The company says it will save $1 billion in costs through a programme of up to 9,000 redundancies and non replacement of staff, some 16% of the workforce. “We are taking bold and decisive action as we embark on our next chapter,” he says.
That means tackling changes in the market where fewer documents are printed on home and office computers, cutting the need for desktop printers and the ink that goes with them. While not in the same league as Kodak’s problems as photographic film died, HP is taking action ahead of being forced to do so. Revenue from print supplies fell 4.5% in the year.
There are changes in the desktop print model, increasing the price of the hardware while allowing customers to use third party inks on HP printers. At the same time the company is emphasising its role in the disruption of industries, led by professional printing of textiles, packaging and into 3D printing.
HP has also struck a deal to supply Xerox with office printer requirements.
These are growth markets, 4% over the next five years for general commercial printing, 9% for textiles, 7% for labels and 25% for packaging. In the first half of this financial year compared to 2018, the number of publishing pages printed on its press increased 30%; commercial pages increased 10% and volume of labels rose 10%.

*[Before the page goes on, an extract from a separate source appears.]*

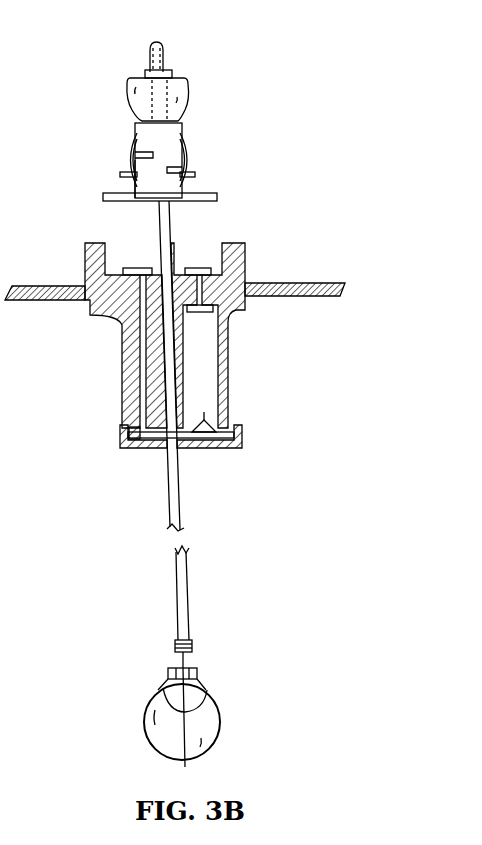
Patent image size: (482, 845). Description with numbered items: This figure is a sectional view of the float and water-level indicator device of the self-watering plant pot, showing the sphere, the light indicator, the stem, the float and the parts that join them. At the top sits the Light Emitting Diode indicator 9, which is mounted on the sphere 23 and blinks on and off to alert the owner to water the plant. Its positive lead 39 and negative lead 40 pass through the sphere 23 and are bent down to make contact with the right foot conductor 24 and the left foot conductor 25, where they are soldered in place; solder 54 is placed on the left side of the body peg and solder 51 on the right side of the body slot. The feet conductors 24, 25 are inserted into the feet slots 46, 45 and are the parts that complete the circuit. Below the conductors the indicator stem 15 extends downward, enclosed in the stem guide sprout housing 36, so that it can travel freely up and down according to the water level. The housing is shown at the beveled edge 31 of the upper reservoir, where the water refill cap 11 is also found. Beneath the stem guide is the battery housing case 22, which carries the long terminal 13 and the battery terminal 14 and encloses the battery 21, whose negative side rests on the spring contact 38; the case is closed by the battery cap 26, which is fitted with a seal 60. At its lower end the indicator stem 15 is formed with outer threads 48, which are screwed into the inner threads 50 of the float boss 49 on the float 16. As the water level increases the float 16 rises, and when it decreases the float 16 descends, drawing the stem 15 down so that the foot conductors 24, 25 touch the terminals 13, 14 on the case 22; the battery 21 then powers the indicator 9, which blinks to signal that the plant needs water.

However, the desktop is where the money has been for HP. Office and home printing amount to a total addressable market of $135 billion compared to $20 billion from media.
In the longer term, which Lores is shaping for, the total addressable market saved by its graphic systems business and by the expanding 3D opportunity in automotive, healthcare, footwear and dental amounts to $500 billion.
It amounts to a series of bold moves for the business he told analysts, amounting to a sound investment proposition and a new chapter for HP.